Mobility Matters Daily #88 - Amazon, Direct Vision Standard, and cycling and CO2
Today's data is about 4th July weekend
Good morning friend.
From the window of my (home office) I can safely say that all manner of modes of transport pass by. Cars, vans, and lorries obviously. People on bikes and e-scooters (illegally), as well as horse riders making their way to the bridleway at the end of the road. 22 trains an hour fly past on the Midland Mainline just behind the houses across the road, while my house is also under an approach path to Luton Airport. But on Wednesday, I managed to spot my first hot air balloon, floating just above the trees in the distance. Perhaps a clever way to get around restrictions on flying away on holiday?
Is Amazon putting delivery drivers at risk?
According to this article in Vice, yes, by getting them to cross large roads with a lot of deliveries. The issue appears to be the Flex app not being able to tell the difference between a quiet street and a major highway, so encouraging drivers to ‘pop across the road’ which is in fact a 6-lane highway. All driven by the one thing that drives the economics of deliveries - drop density. Or simply, how many deliveries you can make in an area at any one time.

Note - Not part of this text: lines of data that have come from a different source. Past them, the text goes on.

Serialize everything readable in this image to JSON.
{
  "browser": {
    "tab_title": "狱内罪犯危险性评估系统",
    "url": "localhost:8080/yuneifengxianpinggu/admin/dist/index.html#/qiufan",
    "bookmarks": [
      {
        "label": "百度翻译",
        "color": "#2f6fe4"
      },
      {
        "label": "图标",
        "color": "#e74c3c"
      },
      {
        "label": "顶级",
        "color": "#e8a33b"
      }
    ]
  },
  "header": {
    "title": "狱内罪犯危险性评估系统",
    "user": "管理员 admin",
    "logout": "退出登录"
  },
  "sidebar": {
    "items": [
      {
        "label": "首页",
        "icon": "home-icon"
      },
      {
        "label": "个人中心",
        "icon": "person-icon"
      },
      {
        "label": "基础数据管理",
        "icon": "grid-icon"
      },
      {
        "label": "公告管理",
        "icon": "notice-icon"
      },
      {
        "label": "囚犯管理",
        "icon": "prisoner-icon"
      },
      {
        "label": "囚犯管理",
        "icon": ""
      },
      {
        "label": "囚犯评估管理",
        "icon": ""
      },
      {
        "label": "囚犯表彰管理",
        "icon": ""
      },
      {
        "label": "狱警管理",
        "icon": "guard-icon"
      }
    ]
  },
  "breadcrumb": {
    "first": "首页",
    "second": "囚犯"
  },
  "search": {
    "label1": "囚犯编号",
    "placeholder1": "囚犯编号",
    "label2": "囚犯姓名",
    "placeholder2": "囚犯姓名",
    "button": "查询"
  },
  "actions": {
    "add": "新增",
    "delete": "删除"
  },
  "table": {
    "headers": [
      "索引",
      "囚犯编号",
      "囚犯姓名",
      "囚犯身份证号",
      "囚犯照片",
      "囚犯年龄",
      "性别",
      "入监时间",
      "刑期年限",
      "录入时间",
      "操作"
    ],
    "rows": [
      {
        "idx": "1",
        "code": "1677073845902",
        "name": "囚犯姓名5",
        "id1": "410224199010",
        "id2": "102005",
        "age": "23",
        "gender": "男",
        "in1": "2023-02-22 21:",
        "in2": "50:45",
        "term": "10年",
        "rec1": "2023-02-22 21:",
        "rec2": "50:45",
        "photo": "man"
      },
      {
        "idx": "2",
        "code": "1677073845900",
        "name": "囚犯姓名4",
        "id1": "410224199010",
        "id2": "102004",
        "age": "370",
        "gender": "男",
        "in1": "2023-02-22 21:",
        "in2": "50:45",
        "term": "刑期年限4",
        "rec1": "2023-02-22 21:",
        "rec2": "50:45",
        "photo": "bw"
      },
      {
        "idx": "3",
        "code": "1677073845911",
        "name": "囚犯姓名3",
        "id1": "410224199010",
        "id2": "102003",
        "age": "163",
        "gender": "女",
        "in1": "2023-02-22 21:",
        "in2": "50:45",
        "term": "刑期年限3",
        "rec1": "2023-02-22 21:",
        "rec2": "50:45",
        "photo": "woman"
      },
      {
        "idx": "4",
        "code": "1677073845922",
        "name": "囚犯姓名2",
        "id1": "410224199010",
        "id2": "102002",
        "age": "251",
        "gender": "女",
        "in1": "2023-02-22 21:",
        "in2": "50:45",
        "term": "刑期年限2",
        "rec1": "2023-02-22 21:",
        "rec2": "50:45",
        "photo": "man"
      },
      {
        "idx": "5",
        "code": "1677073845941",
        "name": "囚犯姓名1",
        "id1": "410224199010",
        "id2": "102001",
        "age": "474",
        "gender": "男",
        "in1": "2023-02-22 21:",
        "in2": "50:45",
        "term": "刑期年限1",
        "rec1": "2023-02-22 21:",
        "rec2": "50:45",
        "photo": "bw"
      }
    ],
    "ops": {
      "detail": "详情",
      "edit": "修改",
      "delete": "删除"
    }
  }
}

This density is in turn determined by a number of factors - notably the urgency of the delivery (the time element) and availability of drivers (the cost element). But routing systems are currently unable to determine whether the street environment is condusive to safe drops. Remember, injuries and deaths have a cost associated with them too. The best data sources simply tell you a carriageway is there, and not the number of lanes and suitability to cross which is hard to identify at scale (see OpenStreetMaps as the best example, which is far off achieving this). Transport for London’s Cycle Infrastructure Database took millions of pounds to create and is already out of date. Perhaps in the case of Amazon, the system should act as a guide, and give discretion to drivers on ignoring it?
The early evidence shows that the Direct Vision Standard is making lorries in London safer, or is it?
Speaking of Transport for London, they recently announced that under their Direct Vision Standard, over 4000 lorries have achieved the 5-star rating - the highest possible. This is out of 136000 lorries registered in London. Not a bad start, although the data does indicate that 51% of these lorries achieved 0 stars, so there is clearly a long way to go.
While the difference between the best and worst in class when it comes to vision from lorries is stark, the evidence of impact is too early to state. In the freight and logistics industry, companies such as Ryder are partnering with others to develop Direct Vision vehicles, the logistics industry has hardly embraced it with enthusiasm. Partly because of the pandemic, but partly because of the need to sweat existing assets as best as possible. Perhaps this will be a slow burner.
More active travel reduces carbon emissions, shocker
So this research by numerous authors should be no shock to you. They collected data on regular transport activities and came to the conclusion that cycling and walking is better for carbon emissions. What a shock. But what is more interesting is the detail behind how this shift works in practice.
The research indicates that life cycle CO2 emissions drop by 14% for each additional cycle trip, and drop by 61% for each car trip removed. That may seem obvious, but that insight on its own has a significant policy implication - that a significant contribution to reducing CO2 emissions from transport can be from just cutting car use. An understanding validated by the impacts of COVID-19 on travel and CO2 emissions. Again I pose the question - who will be the first authority to state that it is a policy priority for everyone to travel less?
Stat of the Day
One for the American audience this, where a survey from the Bureau of Transportation Statistics in 2020 asked how many people stayed at home over the 4th July weekend. The percentage of people staying at home compared to 2019 rose from 19.7% to 24.8%, with people in New York, DC, and Alaska more likely to stay at home.